許敬賢對韓江孝和徐浩宇暗中調查自己的事一無所知,此時他正在辦公室看長河地產會長張昌源的資料。
長河地產的規模並不大,一箇中小型企業,主要從事拆遷和蓋樓,張昌源曾被起訴涉嫌暴力拆遷和綁架等多項犯罪,但都因證據不足而被釋放。
其中一個案子還是好大哥辦的,要說兩人沒有利益交換,鬼都不信。
好大哥藏得真他媽深。
怪不得看不起混黑社會的弟弟,原來他比黑社會更黑,表面上還一副偉光正的做派,好人壞人都讓他當了。
這也不知道是跟誰學的。
許敬賢感嘆一聲,繼續往下看。
張昌源高中肄業,早期就是個混跡街頭的黑社會成員,而長河地產則純粹是個偽裝成公司的黑社會團伙。
在搞清楚威脅自己的就是一個處於轉型中的黑社會組織後,許敬賢就一點都不慌了,身為一名手握重權的檢察官,他想解決這個麻煩太簡單了。
不過他倒很好奇,張昌源到底是要讓自己幫他辦什麼事,竟然不惜冒著會撕破臉的風險也要出言威脅自己。
隨手丟下資料,看著一直等候在面前的趙大海說道:“去查查張昌源的律師是否存在觸犯法律的行為……”
此處他停頓了一下,又意味深長的說道:“如果沒有,就讓他有,或讓他的家人有,明白我的意思嗎?”

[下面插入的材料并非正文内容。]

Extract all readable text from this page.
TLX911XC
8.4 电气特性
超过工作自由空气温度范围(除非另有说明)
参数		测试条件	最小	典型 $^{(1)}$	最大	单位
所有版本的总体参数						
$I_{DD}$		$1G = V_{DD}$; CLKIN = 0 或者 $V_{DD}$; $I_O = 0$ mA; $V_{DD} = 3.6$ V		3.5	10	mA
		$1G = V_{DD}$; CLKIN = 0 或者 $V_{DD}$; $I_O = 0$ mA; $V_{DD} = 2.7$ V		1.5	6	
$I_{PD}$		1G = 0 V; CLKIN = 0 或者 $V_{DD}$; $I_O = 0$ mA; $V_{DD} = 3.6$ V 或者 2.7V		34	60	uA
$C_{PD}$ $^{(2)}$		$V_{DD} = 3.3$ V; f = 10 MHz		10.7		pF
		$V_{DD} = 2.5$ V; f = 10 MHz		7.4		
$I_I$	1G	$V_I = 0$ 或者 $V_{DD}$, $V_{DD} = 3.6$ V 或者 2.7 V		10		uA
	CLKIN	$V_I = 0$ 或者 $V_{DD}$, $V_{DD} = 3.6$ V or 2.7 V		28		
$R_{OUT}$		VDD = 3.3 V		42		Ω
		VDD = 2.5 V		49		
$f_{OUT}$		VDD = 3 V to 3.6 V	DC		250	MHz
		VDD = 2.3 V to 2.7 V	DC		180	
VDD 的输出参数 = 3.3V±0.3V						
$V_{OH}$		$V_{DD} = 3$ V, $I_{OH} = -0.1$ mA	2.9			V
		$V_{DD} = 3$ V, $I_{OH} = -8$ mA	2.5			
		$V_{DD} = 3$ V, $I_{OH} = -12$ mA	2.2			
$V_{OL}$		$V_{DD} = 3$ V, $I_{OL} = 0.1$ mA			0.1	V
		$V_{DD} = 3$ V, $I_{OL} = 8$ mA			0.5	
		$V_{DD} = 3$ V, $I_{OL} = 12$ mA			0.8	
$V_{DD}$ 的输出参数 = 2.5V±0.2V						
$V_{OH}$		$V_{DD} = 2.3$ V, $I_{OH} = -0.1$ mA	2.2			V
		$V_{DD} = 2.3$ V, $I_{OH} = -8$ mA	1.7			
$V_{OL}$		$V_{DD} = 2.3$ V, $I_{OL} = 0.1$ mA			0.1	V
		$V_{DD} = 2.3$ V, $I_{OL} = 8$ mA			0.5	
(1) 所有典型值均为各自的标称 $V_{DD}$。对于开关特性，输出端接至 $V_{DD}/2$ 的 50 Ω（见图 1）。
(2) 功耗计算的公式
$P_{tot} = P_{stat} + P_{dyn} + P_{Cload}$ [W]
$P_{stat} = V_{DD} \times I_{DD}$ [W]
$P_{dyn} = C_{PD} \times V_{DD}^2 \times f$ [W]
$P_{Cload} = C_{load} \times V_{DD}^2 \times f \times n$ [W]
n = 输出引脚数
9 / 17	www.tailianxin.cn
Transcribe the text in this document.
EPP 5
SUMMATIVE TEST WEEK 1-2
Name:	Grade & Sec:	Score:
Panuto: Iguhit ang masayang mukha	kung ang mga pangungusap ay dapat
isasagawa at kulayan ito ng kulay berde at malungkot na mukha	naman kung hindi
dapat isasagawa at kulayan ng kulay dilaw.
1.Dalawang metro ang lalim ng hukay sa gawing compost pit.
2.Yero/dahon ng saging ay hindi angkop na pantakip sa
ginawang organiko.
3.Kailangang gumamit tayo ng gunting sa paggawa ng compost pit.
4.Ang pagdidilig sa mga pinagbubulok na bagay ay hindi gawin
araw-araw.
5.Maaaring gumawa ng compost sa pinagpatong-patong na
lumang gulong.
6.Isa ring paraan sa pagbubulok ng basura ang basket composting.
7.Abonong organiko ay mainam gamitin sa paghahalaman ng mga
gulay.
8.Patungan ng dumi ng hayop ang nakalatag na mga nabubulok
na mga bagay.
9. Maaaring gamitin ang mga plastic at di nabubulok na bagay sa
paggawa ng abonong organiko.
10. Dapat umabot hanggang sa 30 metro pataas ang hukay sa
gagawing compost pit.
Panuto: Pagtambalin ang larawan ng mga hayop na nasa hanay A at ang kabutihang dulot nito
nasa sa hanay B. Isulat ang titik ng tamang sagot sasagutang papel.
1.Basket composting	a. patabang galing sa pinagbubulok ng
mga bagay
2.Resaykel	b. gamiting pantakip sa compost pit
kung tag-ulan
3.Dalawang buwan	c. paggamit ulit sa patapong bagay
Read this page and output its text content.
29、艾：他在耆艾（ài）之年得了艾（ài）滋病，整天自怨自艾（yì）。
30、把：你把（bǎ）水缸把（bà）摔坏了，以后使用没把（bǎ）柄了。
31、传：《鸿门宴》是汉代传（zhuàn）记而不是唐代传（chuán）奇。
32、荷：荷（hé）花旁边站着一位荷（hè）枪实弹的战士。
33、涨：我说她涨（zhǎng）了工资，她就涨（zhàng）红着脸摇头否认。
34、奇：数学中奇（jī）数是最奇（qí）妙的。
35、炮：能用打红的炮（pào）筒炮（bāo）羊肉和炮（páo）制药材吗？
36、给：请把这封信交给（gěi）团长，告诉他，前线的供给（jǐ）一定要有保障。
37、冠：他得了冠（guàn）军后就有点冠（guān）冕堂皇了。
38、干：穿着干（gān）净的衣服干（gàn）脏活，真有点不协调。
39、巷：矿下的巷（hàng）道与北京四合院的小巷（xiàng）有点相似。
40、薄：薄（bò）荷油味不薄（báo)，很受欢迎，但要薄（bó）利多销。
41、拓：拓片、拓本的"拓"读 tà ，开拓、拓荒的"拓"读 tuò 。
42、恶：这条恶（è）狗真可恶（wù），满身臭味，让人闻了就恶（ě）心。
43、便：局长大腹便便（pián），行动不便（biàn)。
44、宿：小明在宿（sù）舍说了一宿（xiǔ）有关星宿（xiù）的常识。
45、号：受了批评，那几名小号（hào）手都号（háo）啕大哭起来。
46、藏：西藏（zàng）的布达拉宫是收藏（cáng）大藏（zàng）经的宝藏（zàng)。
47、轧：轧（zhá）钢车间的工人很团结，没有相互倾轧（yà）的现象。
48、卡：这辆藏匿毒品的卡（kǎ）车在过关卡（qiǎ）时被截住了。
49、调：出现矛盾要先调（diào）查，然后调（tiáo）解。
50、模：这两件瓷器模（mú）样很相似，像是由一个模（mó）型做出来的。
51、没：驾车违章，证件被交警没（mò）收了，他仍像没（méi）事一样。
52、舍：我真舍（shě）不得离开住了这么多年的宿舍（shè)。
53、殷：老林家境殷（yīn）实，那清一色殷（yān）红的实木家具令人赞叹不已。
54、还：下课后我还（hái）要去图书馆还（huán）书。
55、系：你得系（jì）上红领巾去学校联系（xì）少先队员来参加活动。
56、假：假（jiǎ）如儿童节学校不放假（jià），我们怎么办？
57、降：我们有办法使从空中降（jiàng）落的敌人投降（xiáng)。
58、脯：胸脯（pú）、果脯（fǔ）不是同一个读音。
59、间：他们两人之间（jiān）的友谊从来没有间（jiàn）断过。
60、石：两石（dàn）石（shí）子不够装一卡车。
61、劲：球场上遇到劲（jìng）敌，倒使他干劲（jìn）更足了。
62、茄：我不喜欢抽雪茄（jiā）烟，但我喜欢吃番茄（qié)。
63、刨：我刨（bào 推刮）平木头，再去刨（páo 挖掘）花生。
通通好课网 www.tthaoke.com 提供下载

搞死張昌源是一回事,關鍵是得把落在他手裡的把柄拿回來,而這點就得從張昌源的私人律師身上入手。
“請您放心,我知道該怎麼做。”趙大海推了推鼻樑上的眼鏡架,白皙的俊臉上露出一個陰險而冷漠的笑容。
身為一個正直的人,許敬賢見不得這種小人嘴臉,揮揮手示意他離開。
趙大海微微鞠躬,轉身走人。
等趙大海走後,許敬賢看著辦公室裡一沓沓堆積如山的案卷感到頭疼。
這些都是他要處理的案子。
檢察官雖然權力大,很威風,但也是真的累,平均每個檢察官每天要看三四十宗案子,有時候還得出庭。
至於放假?
放什麼假,只有對社會沒有用的人才會放假,他們基本上都沒有周末。
許敬賢撐了個懶腰,端起冰咖啡喝了一口,隨手拿起辦公桌上一份看了一半的案卷開啟,看見嫌疑人略顯熟悉的名字後,他瞬間就坐直了身體。
這是銅雀區警署一週前移交上來的一宗強尖案,嫌疑人叫張允成,今年19歲,一週前強爆了一名叫高敏的女學生,致使其不堪受辱而跳樓自盡。
警方根據高敏的留下遺書逮捕了張允成,但目前張允成還未認罪,因為檢方還沒找到確切的物證能定罪。
許敬賢連忙翻開張昌源的資料和張允成的案卷進行比對,確認了兩人是父子關係,張允成是張昌源的獨子。
“原來如此。”
許敬賢終於恍然大悟,怪不得張昌源敢喪心病狂的用向行賄自己一事威脅自己,原來是為了救他的好大兒。
“父子情深令人感動,既然如此就送你們一起進監獄團聚好了,說不定還能互相撿肥皂把親情變成愛情。”
………………
晚上9點,華燈初上,夜色下的首爾車水馬龍,霓虹燦爛,充斥著紙醉金迷與燈紅酒綠,街邊的流浪漢和開著跑車的富少們共享這城市的繁華。
江南閣是一家餐廳,位於江南區逸院洞,因其良好的環境和優質的服務使不少有錢人喜歡來此消費,許敬賢把和張昌源見面的位置定在了這裡。
包間裡,許敬賢脫了外套,身上穿著白襯衣,領帶也鬆開了些,袖子捲起露出手腕,點了些酒菜一人獨飲。